Some recess appointment history
Joe’s Dartblog reminds us of a recess appointment of the past, starring Robert Byrd in the role now played by Ted Kennedy:
In 1961, the thirty-fifth President of the United States, John F. Kennedy was at the very beginning of his term. But the reforms had already begun. State-sponsored segregation was under attack from not only the executive branch but also from firebrand upstarts situated just north and south of the Mason-Dixon line. One of these- the most successful- was a black man named Thurgood Marshall. He was barely out of Howard University in 1933 when the civil rights movement swept him up and carried him to national renown.
Beginning out of his small private practice in Baltimore and then, in 1940, as chief counsel of the NAACP, Marshall took on keystone civil rights cases. The "little man's lawyer" was immensely successful, winning 29 out of his 32 Supreme Court cases. (Later, as America's first black Supreme Court justice, Marshall's record would be even more sterling as he wrote over 150 opinions, 98 of which were majority ones, of which none were reversed by subsequent Courts.)

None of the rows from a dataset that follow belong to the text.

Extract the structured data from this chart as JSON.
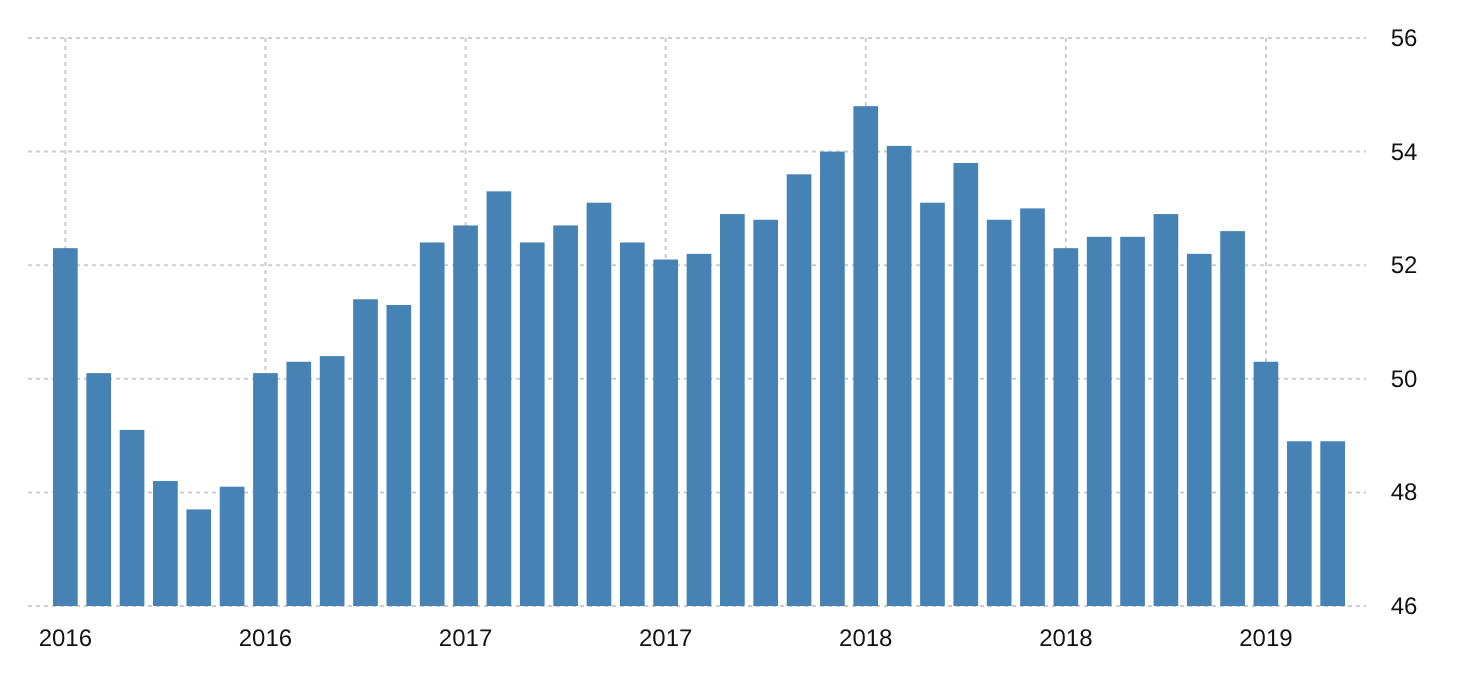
{
  "chart_data": {
    "type": "bar",
    "categories": [
      "2016",
      null,
      null,
      null,
      null,
      null,
      "2016",
      null,
      null,
      null,
      null,
      null,
      "2017",
      null,
      null,
      null,
      null,
      null,
      "2017",
      null,
      null,
      null,
      null,
      null,
      "2018",
      null,
      null,
      null,
      null,
      null,
      "2018",
      null,
      null,
      null,
      null,
      null,
      "2019",
      null,
      null
    ],
    "values": [
      52.3,
      50.1,
      49.1,
      48.2,
      47.7,
      48.1,
      50.1,
      50.3,
      50.4,
      51.4,
      51.3,
      52.4,
      52.7,
      53.3,
      52.4,
      52.7,
      53.1,
      52.4,
      52.1,
      52.2,
      52.9,
      52.8,
      53.6,
      54.0,
      54.8,
      54.1,
      53.1,
      53.8,
      52.8,
      53.0,
      52.3,
      52.5,
      52.5,
      52.9,
      52.2,
      52.6,
      50.3,
      48.9,
      48.9
    ],
    "color": "#4682b4",
    "ylim": [
      46,
      56
    ],
    "yticks": [
      46,
      48,
      50,
      52,
      54,
      56
    ],
    "grid": true
  }
}
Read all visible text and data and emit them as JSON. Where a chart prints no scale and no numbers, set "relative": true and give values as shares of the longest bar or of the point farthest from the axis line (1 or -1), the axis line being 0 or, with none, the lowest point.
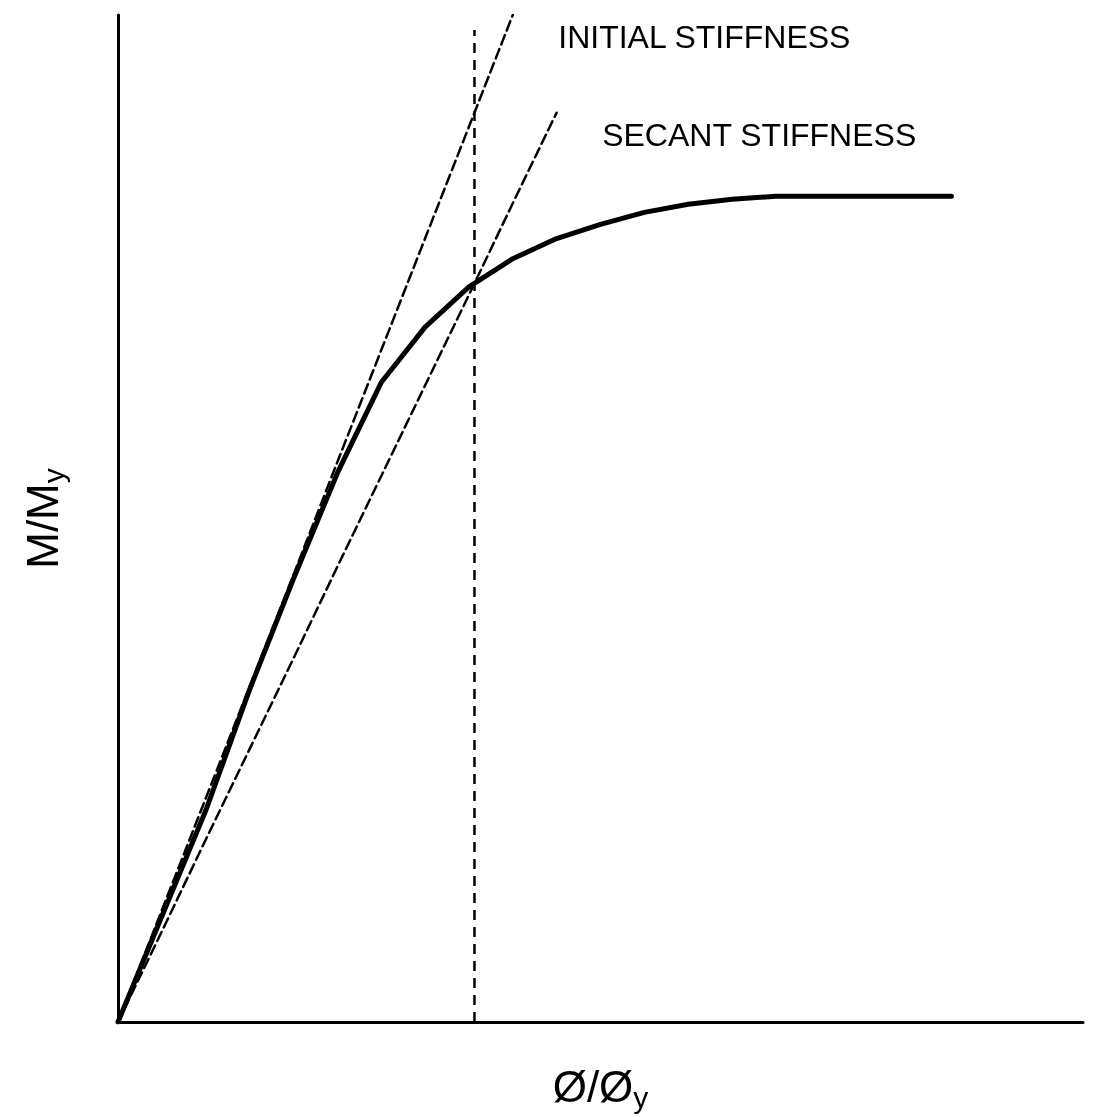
{
  "chart_data": {
    "type": "line",
    "relative": true,
    "xlabel": "Ø/Ø$_{y}$",
    "ylabel": "M/M$_{y}$",
    "categories": [
      null,
      null,
      null,
      null,
      null,
      null,
      null,
      null,
      null,
      null,
      null,
      null,
      null,
      null,
      null,
      null,
      null,
      null,
      null,
      null,
      null,
      null,
      null
    ],
    "grid": false,
    "marker": "none",
    "series": [
      {
        "color": "#000000",
        "line_style": "solid",
        "values": [
          0,
          0.105,
          0.21,
          0.33,
          0.44,
          0.545,
          0.635,
          0.69,
          0.73,
          0.758,
          0.778,
          0.792,
          0.804,
          0.812,
          0.817,
          0.82,
          0.82,
          0.82,
          0.82,
          0.82,
          null,
          null,
          null
        ]
      },
      {
        "name": "INITIAL STIFFNESS",
        "color": "#000000",
        "line_style": "dashed",
        "values": [
          0,
          0.111,
          0.222,
          0.333,
          0.444,
          0.556,
          0.667,
          0.778,
          0.889,
          1,
          null,
          null,
          null,
          null,
          null,
          null,
          null,
          null,
          null,
          null,
          null,
          null,
          null
        ]
      },
      {
        "name": "SECANT STIFFNESS",
        "color": "#000000",
        "line_style": "dashed",
        "values": [
          0,
          0.09,
          0.181,
          0.271,
          0.361,
          0.452,
          0.542,
          0.632,
          0.722,
          0.813,
          0.903,
          null,
          null,
          null,
          null,
          null,
          null,
          null,
          null,
          null,
          null,
          null,
          null
        ]
      }
    ]
  }
}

The tipping point was Brown v. Board of Education (1954). After winning that landmark case, the national radar, where he figured prominently, owed him. And so, in 1961, JFK announced that he had nominated Thurgood Marshall to be a justice on the United States Court of Appeals for the Second Circuit. But remnants of the Solid South would have none of that. They opposed, in essence, a black man's elevation to such an influential position. And so Marshall could not gain confirmation in the Senate, despite very strong support from Senators and an enviable track record.
President Kennedy was abraded by the obstructionism, and waited for Congress to go into recess. He appointed Thurgood Marshall to the bench then, bypassing the Senate and the vociferous racists in the Senate who had held things up. The leading senator whose obstructionism caused the recess appointment was Robert Byrd (D-WV), who would go on to conduct his famous filibuster against the Civil Rights Act of 1964.
It is unintentionally veracious that Robert Byrd's website, in its meta tag description seen in this Google search, calls the Senator "the West Virginian of the 20th Century."